Cette machine était simple, compacte et entraînée par un moteur électrique. P. Ludgate ne semble pas avoir voulu la construire.Un inventeur et constructeur fécond fut l'espagnol Leonardo Torres Quevedo (1852-1936). Ingénieur des Ponts et Chaussées, logicien, il a inventé ou réalisé nombre de choses, ponts suspendus, téléfériques notamment le transbordeur du Niagara, funiculaires, calculateurs analogiques, télécommandes par voie hertzienne, ballon dirigeable, etc. Il réalise à partir de 1911 un jeu d'échecs électromécanique de fin de partie très simple, une tour et un roi, face à un joueur humain. Il publie en 1915 le premier traité d'automatisme : «Essai sur l'automatisme» et à cette occasion invente le mot. Il y décrit les fonctions les plus générales de tout automate : les capteurs, les actionneurs, l'énergie d'entretien, la capacité de raisonnement. On connaît mal l'influence de cet ouvrage sauf sur Konrad Zuse [ZUSXX]. En outre, il analyse la machine de Babbage, en montre l'intérêt et appelle des techniques nouvelles pour la réaliser. Il recommande l'emploi de la notation en virgule flottante et construit une machine analytique avec une machine à écrire comme organe d'entrée et de sortie.

Sur le «mécanisme»

Avant d'aborder les événements des années 1930, il est utile de faire une courte digression sur la vision mécaniste du monde à laquelle adhéraient à l'évidence nombre des personnages déjà cités. On verra dans le paragraphe suivant 1.3 que cette fièvre atteignit aussi les mathématiciens.

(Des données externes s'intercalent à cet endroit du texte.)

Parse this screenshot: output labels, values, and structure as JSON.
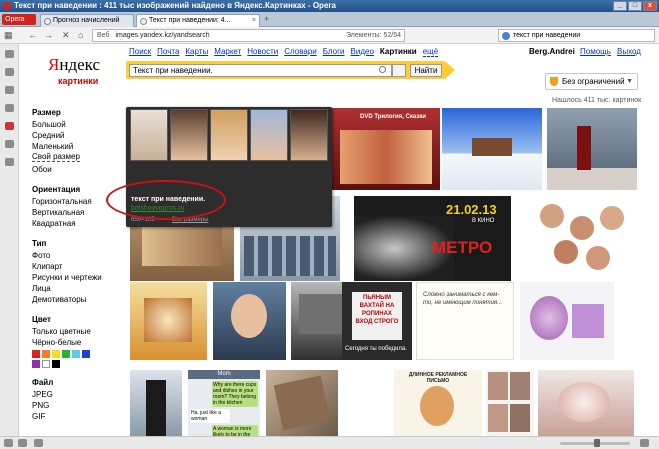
{
  "window": {
    "title": "Текст при наведении : 411 тыс изображений найдено в Яндекс.Картинках - Opera",
    "controls": [
      "_",
      "□",
      "x"
    ]
  },
  "browser": {
    "opera_label": "Opera",
    "tabs": [
      {
        "label": "Прогноз начислений",
        "active": false
      },
      {
        "label": "Текст при наведении: 4...",
        "active": true
      }
    ],
    "address": {
      "prefix": "Веб",
      "url": "images.yandex.kz/yandsearch",
      "elements": "Элементы: 52/54"
    },
    "search": {
      "value": "текст при наведении"
    }
  },
  "yandex": {
    "logo": {
      "first": "Я",
      "rest": "ндекс"
    },
    "logo_sub": "картинки",
    "topnav": [
      "Поиск",
      "Почта",
      "Карты",
      "Маркет",
      "Новости",
      "Словари",
      "Блоги",
      "Видео"
    ],
    "current": "Картинки",
    "more": "ещё",
    "user": "Berg.Andrei",
    "help": "Помощь",
    "logout": "Выход",
    "search_value": "Текст при наведении.",
    "find_button": "Найти",
    "safe_search": "Без ограничений",
    "result_count": "Нашлось 411 тыс. картинок"
  },
  "filters": {
    "size": {
      "title": "Размер",
      "items": [
        "Большой",
        "Средний",
        "Маленький",
        "Свой размер",
        "Обои"
      ]
    },
    "orientation": {
      "title": "Ориентация",
      "items": [
        "Горизонтальная",
        "Вертикальная",
        "Квадратная"
      ]
    },
    "type": {
      "title": "Тип",
      "items": [
        "Фото",
        "Клипарт",
        "Рисунки и чертежи",
        "Лица",
        "Демотиваторы"
      ]
    },
    "color": {
      "title": "Цвет",
      "items": [
        "Только цветные",
        "Чёрно-белые"
      ],
      "swatches": [
        "#e02020",
        "#f08020",
        "#f0e020",
        "#30b030",
        "#60c8e8",
        "#2040d0",
        "#9030b0",
        "#ffffff",
        "#000000"
      ]
    },
    "file": {
      "title": "Файл",
      "items": [
        "JPEG",
        "PNG",
        "GIF"
      ]
    }
  },
  "tooltip": {
    "title": "текст при наведении.",
    "url": "bolshoyvopros.ru",
    "size": "659×165",
    "all_sizes": "Все размеры"
  },
  "thumbnails": {
    "dvd": "DVD Трилогия, Сказки",
    "metro_date": "21.02.13",
    "metro_sub": "В КИНО",
    "metro": "МЕТРО",
    "sign": "ПЬЯНЫМ ВАХТАЙ НА РОПИНАХ ВХОД СТРОГО",
    "sign_caption": "Сегодня ты победила.",
    "sms_header": "Mom",
    "sms_messages": [
      "Why are there cups and dishes in your room? They belong in the kitchen",
      "Ha, just like a woman",
      "A woman is more likely to be in the kitchen than in your bedroom"
    ],
    "cartoon": "ДЛИННОЕ РЕКЛАМНОЕ ПИСЬМО",
    "note": "Сложно заниматься с кем-то, не имеющим понятия..."
  },
  "colors": {
    "accent": "#ffcc33",
    "link": "#0033cc",
    "red_outline": "#d01010",
    "tooltip_bg": "#2d2d2d",
    "url_green": "#2d8c2d"
  }
}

Le mécanisme n'est pas seulement une idée mais l'idéologie que tout est mécanique, non seulement l'univers physique, mais encore la vie des plantes, des animaux et de l'homme. Cette idée est apparue à la fin de la Renaissance. Depuis lors, elle a imprégné les esprits occidentaux. Descartes en a été l'un des premiers tenants, il y a acquis la célébrité douteuse d'auteur de la théorie des animaux-machines. L'engouement pour le mécanisme a été et reste très fort. La petite histoire dit que, retiré au monastère de Saint Jérôme le Juste pour préparer sa mort prochaine, Charles-Quint n'a conservé auprès de lui qu'un seul serviteur, un homme capable de fabriquer des «mécaniques», horloges et autres appareils complexes. Lord Kelvin (1824-1907) écrit dans «Baltimore lectures on molecular dynamics and the wave theory of light» Londres, 1904 : «Je ne suis jamais satisfait tant que je n'ai pas pu construire un modèle mécanique [...]si je puis faire un modèle mécanique, je comprends; tant que je ne puis pas faire un modèle mécanique, je ne comprends pas.»

Une autre forme du mécanisme est la recherche d'une machine intelligente, le robot, d'un mot polonais qui signifie ouvrier, et de ce que nous nommons aujourd'hui l'intelligence artificielle. Le robot a des origines anciennes. Héphaïstos, dieu du travail des métaux, avait construit des tables à trois pieds qui se déplaçaient seules dans les palais des dieux. Ce dieu contrefait, malheureux en amour, avait construit une femme en or animée, ainsi que des pièges mécaniques. Le docteur Claude Allard a donné le nom de complexe d'Héphaïstos au désir de formaliser dans le sens de rendre tout mécanique [CIT].

Karl Ludwig Klages (1872-1956) a mis en évidence le désir de formaliser dans quatre grands domaines à partir du XVIIe siècle : la finance, les mathématiques, la technique et le sport.
À propos de la bourse, il affirme [CIT] : «Les chiffres y signifient bien quelque chose (terre, pétrole, machines, chemins de fer, ouvriers, etc.) mais ce sont eux qui vivent dans le cerveau des lutteurs d'une vie souveraine et non leur valeur significative. Et c'est pourquoi des batailles engagées pour des chiffres peuvent décider en un clin d'œil du sort de millions d'hommes».
Il conclut : «Le but de la pensée formaliste, c'est:
.des résultats de la pensée atteints sans l'effort de la pensée,
.des réponses trouvées sans l'intermédiaire de la recherche...
Le parfait formaliste serait un appareil de précision sans conscience, capable d'une variété de réactions inquiétante et qu'on pourrait alors composer, soit dans un atelier de construction, soit dans un alambic.»

Les controverses sur le mécanisme sont toujours d'actualité et la littérature qui en traite est abondante.